The kernel being too new is rare, and when the card is too old, it's so
slow that you can as well use nouveau and it won't make a difference.


> If you have less problems with NVidia, maybe you should simply stick to 
> NVidia then. 

It turned out that the AMD card is not even an option anymore because
it's built so badly that not only the height but also the width exceeds
the slot size.  It's a few millimeters too wide and as a result, the
fans won't spin and the card overheats.

> > Last year was at
> > least a year ago and Debian still can't use the card?  Seriously? 
> 
> With Debian bookworm or sid your card should work. Both are no less Debian 
> than bullseye. 

I was never able to remember all these arbitrary names.  Stable should
work fine and it doesn't.

> Beyond that, like others already pointed out: Hardware which needs (to get 
> fully supported) a kernel version newer than 5.10 won't run perfectly fine 
> with Debian "bullseye" 11 by default. But that's also true for all NVidia 
> cards. For both of them you need additional sources: For newer AMD cards it's 
> "backports" and for NVidia it's "non-free". 

Debian needs to fix that.

> If you have less problems with Fedora, maybe you should simply use Fedora 
> instead. 
> 

For now I'm doing that though I don't want to.  Only I don't have a
better alternative yet.

> > It's
> > not even some kind of special card (except being way too large) but the
> > minimum card you can get away with when you have a 4k display (and has
> > only about half the performance or even less of the 1080ti FE I
> > surprisingly resurrected.)
> 
> I'd expect the RX 6600 XT to be a little below a GTX 1080 ti, with much less 
> power usage. But not half the performance. There's probably something wrong 
> with your configuration or you're using a workload which favours NVidia. Both 
> is possible.

"A little below" is what the benchmark results you can find would
suggest.  In practise, the 6600 is way behind the 1080.  Since there
isn't anything to configure, it could be the workload.

As to power, the 6600 is basically more power-friendly.  However, I'm
running the 1080 limited to 135W and it's fine.  When I increase the
limit, the fan of the PSU tends to spin up, which is annoying.  I can't
tell if it spins up because of the increased temperatures from the
graphics card or because of the increased power output it has to deliver
which might make the PSU itself warmer.

I'd like to see how the 6600 behaves, but since it's built badly, I
can't use it.

> > On top of that, the AMD drivers are open source and in the standard
> > kernel and are supposed to work.  It doesn't make any sense. 
> 
> Indeed it makes sense if the kernel you use is older than the minimum 
> required. Update your kernel and it should work. 

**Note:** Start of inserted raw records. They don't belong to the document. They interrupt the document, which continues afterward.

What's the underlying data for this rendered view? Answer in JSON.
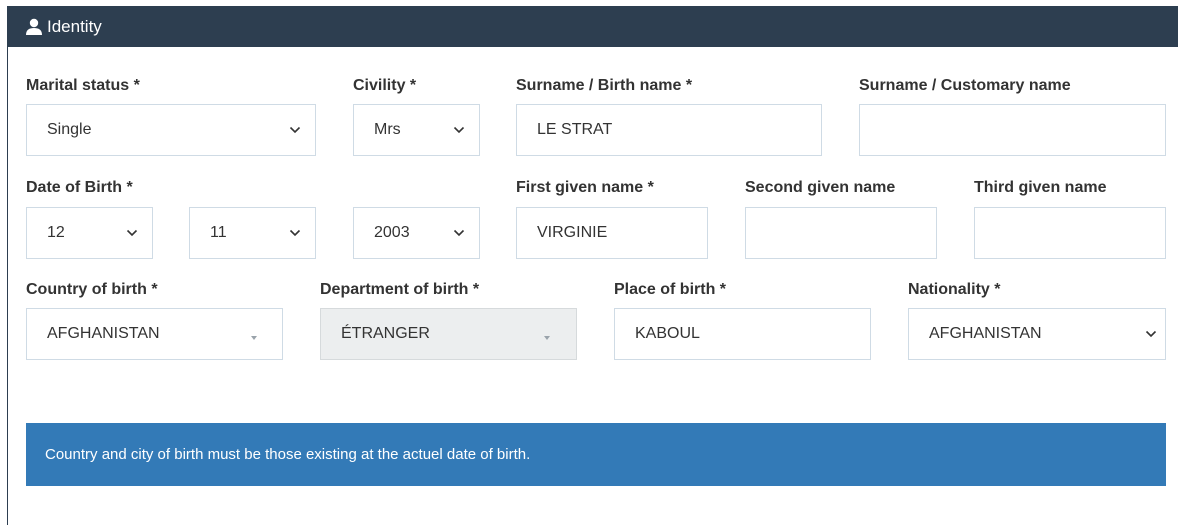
{
  "header": {
    "title": "Identity",
    "icon": "user-icon"
  },
  "labels": {
    "marital_status": "Marital status *",
    "civility": "Civility *",
    "surname_birth": "Surname / Birth name *",
    "surname_customary": "Surname / Customary name",
    "date_of_birth": "Date of Birth *",
    "first_given": "First given name *",
    "second_given": "Second given name",
    "third_given": "Third given name",
    "country_of_birth": "Country of birth *",
    "department_of_birth": "Department of birth *",
    "place_of_birth": "Place of birth *",
    "nationality": "Nationality *"
  },
  "values": {
    "marital_status": "Single",
    "civility": "Mrs",
    "surname_birth": "LE STRAT",
    "surname_customary": "",
    "birth_day": "12",
    "birth_month": "11",
    "birth_year": "2003",
    "first_given": "VIRGINIE",
    "second_given": "",
    "third_given": "",
    "country_of_birth": "AFGHANISTAN",
    "department_of_birth": "ÉTRANGER",
    "place_of_birth": "KABOUL",
    "nationality": "AFGHANISTAN"
  },
  "notice": "Country and city of birth must be those existing at the actuel date of birth.",
  "colors": {
    "header_bg": "#2d3e50",
    "alert_bg": "#337ab7",
    "field_border": "#cfdbe5",
    "disabled_bg": "#eceeef"
  }
}
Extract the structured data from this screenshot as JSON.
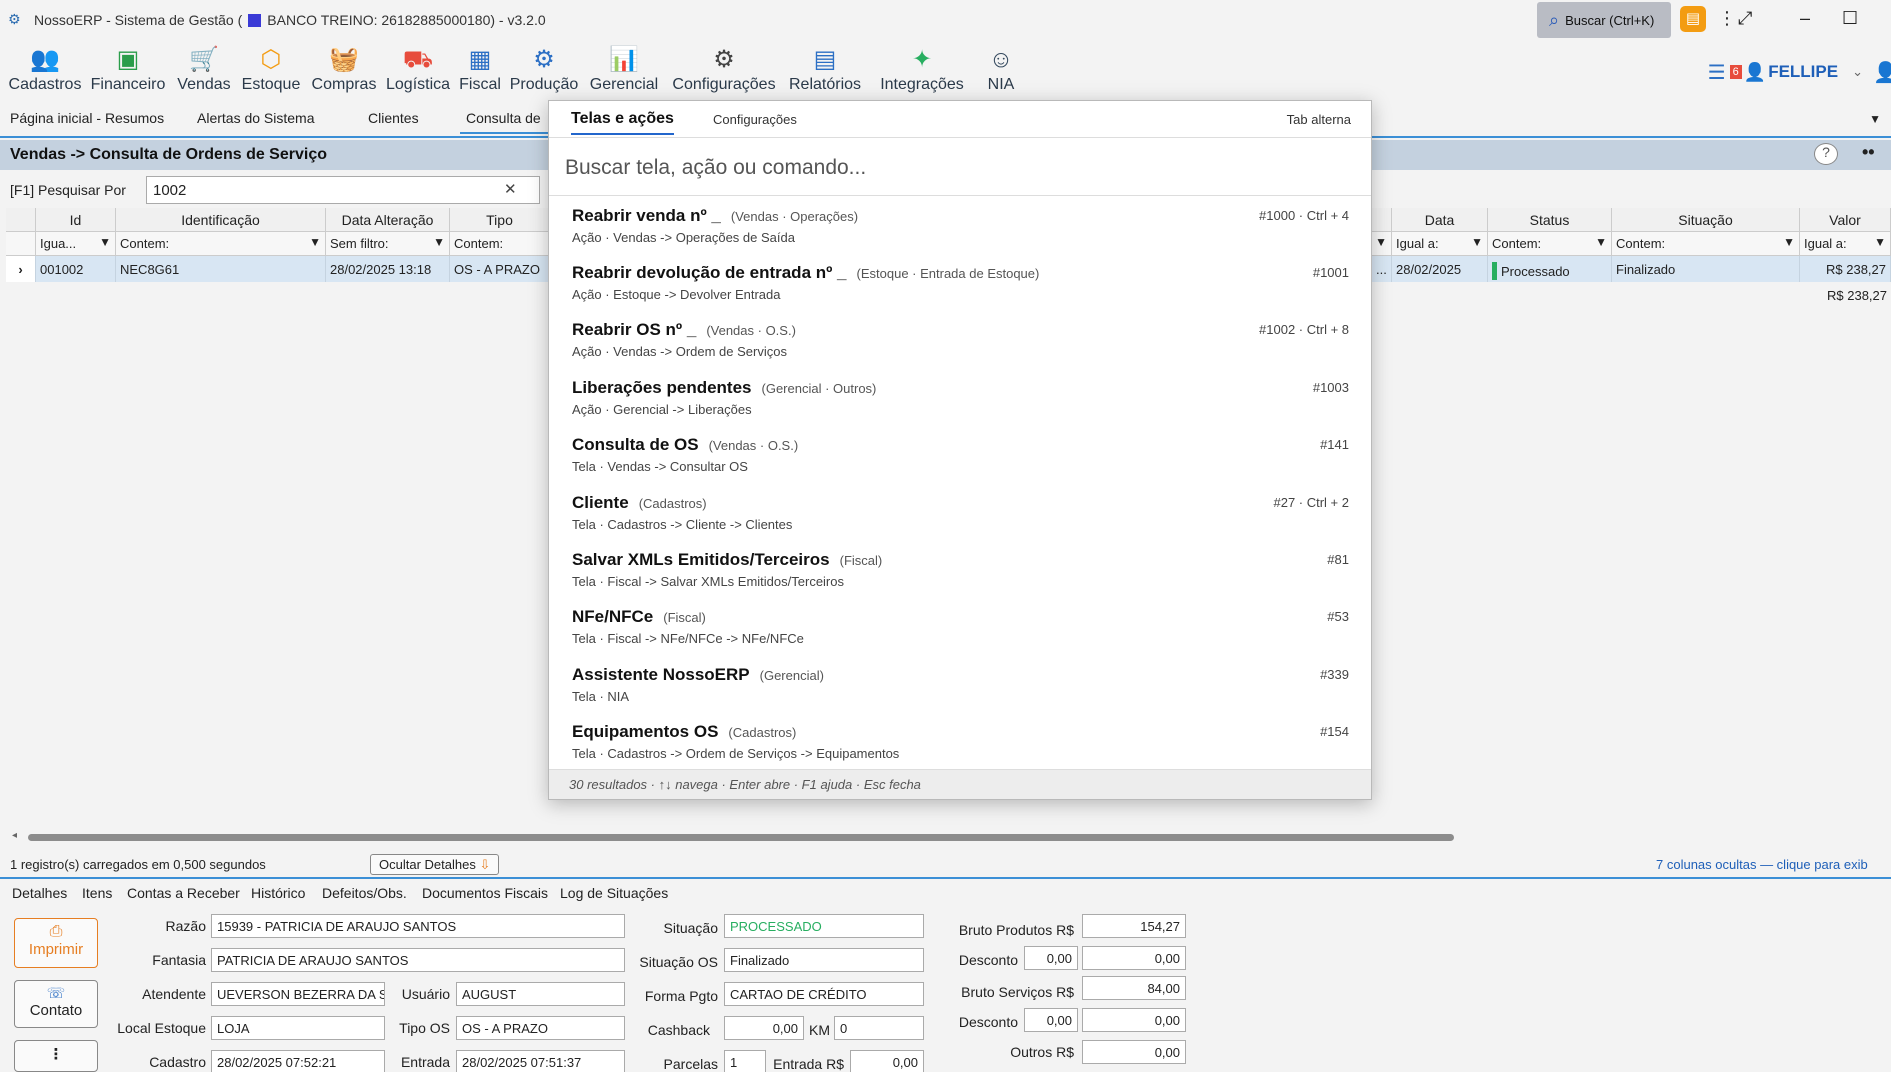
{
  "window": {
    "title_prefix": "NossoERP - Sistema de Gestão (",
    "database": "BANCO TREINO: 26182885000180) - v3.2.0",
    "search_button": "Buscar (Ctrl+K)"
  },
  "ribbon": [
    {
      "label": "Cadastros",
      "icon": "people-icon"
    },
    {
      "label": "Financeiro",
      "icon": "wallet-icon"
    },
    {
      "label": "Vendas",
      "icon": "cart-icon"
    },
    {
      "label": "Estoque",
      "icon": "box-icon"
    },
    {
      "label": "Compras",
      "icon": "basket-icon"
    },
    {
      "label": "Logística",
      "icon": "truck-icon"
    },
    {
      "label": "Fiscal",
      "icon": "document-icon"
    },
    {
      "label": "Produção",
      "icon": "factory-icon"
    },
    {
      "label": "Gerencial",
      "icon": "chart-icon"
    },
    {
      "label": "Configurações",
      "icon": "gear-icon"
    },
    {
      "label": "Relatórios",
      "icon": "report-icon"
    },
    {
      "label": "Integrações",
      "icon": "puzzle-icon"
    },
    {
      "label": "NIA",
      "icon": "robot-icon"
    }
  ],
  "user": {
    "name": "FELLIPE",
    "badge": "6"
  },
  "doc_tabs": [
    "Página inicial - Resumos",
    "Alertas do Sistema",
    "Clientes",
    "Consulta de"
  ],
  "breadcrumb": "Vendas -> Consulta de Ordens de Serviço",
  "search": {
    "label": "[F1] Pesquisar Por",
    "value": "1002"
  },
  "grid": {
    "columns_left": [
      {
        "header": "Id",
        "filter": "Igua..."
      },
      {
        "header": "Identificação",
        "filter": "Contem:"
      },
      {
        "header": "Data Alteração",
        "filter": "Sem filtro:"
      },
      {
        "header": "Tipo",
        "filter": "Contem:"
      }
    ],
    "columns_right": [
      {
        "header": "Data",
        "filter": "Igual a:"
      },
      {
        "header": "Status",
        "filter": "Contem:"
      },
      {
        "header": "Situação",
        "filter": "Contem:"
      },
      {
        "header": "Valor",
        "filter": "Igual a:"
      }
    ],
    "row": {
      "id": "001002",
      "identificacao": "NEC8G61",
      "data_alteracao": "28/02/2025 13:18",
      "tipo": "OS - A PRAZO",
      "ellipsis": "...",
      "data": "28/02/2025",
      "status": "Processado",
      "situacao": "Finalizado",
      "valor": "R$ 238,27"
    },
    "total": "R$ 238,27"
  },
  "status": {
    "message": "1 registro(s) carregados em 0,500 segundos",
    "hide_details": "Ocultar Detalhes",
    "hidden_columns": "7 colunas ocultas — clique para exib"
  },
  "detail_tabs": [
    "Detalhes",
    "Itens",
    "Contas a Receber",
    "Histórico",
    "Defeitos/Obs.",
    "Documentos Fiscais",
    "Log de Situações"
  ],
  "detail": {
    "print": "Imprimir",
    "contact": "Contato",
    "more": "⋮",
    "razao_label": "Razão",
    "razao": "15939 - PATRICIA DE ARAUJO SANTOS",
    "fantasia_label": "Fantasia",
    "fantasia": "PATRICIA DE ARAUJO SANTOS",
    "atendente_label": "Atendente",
    "atendente": "UEVERSON BEZERRA DA S",
    "usuario_label": "Usuário",
    "usuario": "AUGUST",
    "local_label": "Local Estoque",
    "local": "LOJA",
    "tipo_os_label": "Tipo OS",
    "tipo_os": "OS - A PRAZO",
    "cadastro_label": "Cadastro",
    "cadastro": "28/02/2025 07:52:21",
    "entrada_label": "Entrada",
    "entrada": "28/02/2025 07:51:37",
    "situacao_label": "Situação",
    "situacao": "PROCESSADO",
    "situacao_os_label": "Situação OS",
    "situacao_os": "Finalizado",
    "forma_label": "Forma Pgto",
    "forma": "CARTAO DE CRÉDITO",
    "cashback_label": "Cashback",
    "cashback": "0,00",
    "km_label": "KM",
    "km": "0",
    "parcelas_label": "Parcelas",
    "parcelas": "1",
    "entrada_rs_label": "Entrada R$",
    "entrada_rs": "0,00",
    "bruto_prod_label": "Bruto Produtos R$",
    "bruto_prod": "154,27",
    "desconto1_label": "Desconto",
    "desconto1_pct": "0,00",
    "desconto1": "0,00",
    "bruto_serv_label": "Bruto Serviços R$",
    "bruto_serv": "84,00",
    "desconto2_label": "Desconto",
    "desconto2_pct": "0,00",
    "desconto2": "0,00",
    "outros_label": "Outros R$",
    "outros": "0,00"
  },
  "palette": {
    "tab_active": "Telas e ações",
    "tab_other": "Configurações",
    "alt": "Tab alterna",
    "placeholder": "Buscar tela, ação ou comando...",
    "items": [
      {
        "title": "Reabrir venda nº _",
        "cat": "(Vendas · Operações)",
        "sub": "Ação  ·  Vendas -> Operações de Saída",
        "key": "#1000 · Ctrl + 4"
      },
      {
        "title": "Reabrir devolução de entrada nº _",
        "cat": "(Estoque · Entrada de Estoque)",
        "sub": "Ação  ·  Estoque -> Devolver Entrada",
        "key": "#1001"
      },
      {
        "title": "Reabrir OS nº _",
        "cat": "(Vendas · O.S.)",
        "sub": "Ação  ·  Vendas -> Ordem de Serviços",
        "key": "#1002 · Ctrl + 8"
      },
      {
        "title": "Liberações pendentes",
        "cat": "(Gerencial · Outros)",
        "sub": "Ação  ·  Gerencial -> Liberações",
        "key": "#1003"
      },
      {
        "title": "Consulta de OS",
        "cat": "(Vendas · O.S.)",
        "sub": "Tela  ·  Vendas -> Consultar OS",
        "key": "#141"
      },
      {
        "title": "Cliente",
        "cat": "(Cadastros)",
        "sub": "Tela  ·  Cadastros -> Cliente -> Clientes",
        "key": "#27 · Ctrl + 2"
      },
      {
        "title": "Salvar XMLs Emitidos/Terceiros",
        "cat": "(Fiscal)",
        "sub": "Tela  ·  Fiscal -> Salvar XMLs Emitidos/Terceiros",
        "key": "#81"
      },
      {
        "title": "NFe/NFCe",
        "cat": "(Fiscal)",
        "sub": "Tela  ·  Fiscal -> NFe/NFCe -> NFe/NFCe",
        "key": "#53"
      },
      {
        "title": "Assistente NossoERP",
        "cat": "(Gerencial)",
        "sub": "Tela  ·  NIA",
        "key": "#339"
      },
      {
        "title": "Equipamentos OS",
        "cat": "(Cadastros)",
        "sub": "Tela  ·  Cadastros -> Ordem de Serviços -> Equipamentos",
        "key": "#154"
      }
    ],
    "footer": "30 resultados  ·  ↑↓ navega  ·  Enter abre  ·  F1 ajuda  ·  Esc fecha"
  }
}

Like I said, it had all been updated.

> > Who is
> > cooperative with their drivers now, NVIDIA or AMD?
> 
> AMD (regarding Linux kernel or distribution inclusion)
> 

obviously not

> > Wayland still doesn't work with NVIDIA, but I can live without it for
> > now ...
> 
> It works fine with AMD and Intel.

not with Debian

Maybe if you go to lengths, and you shouldn't need to do that at all.  I
could see it for a graphics card that has been released no longer than
2--3 months ago, but not for one that's almost 2 years old.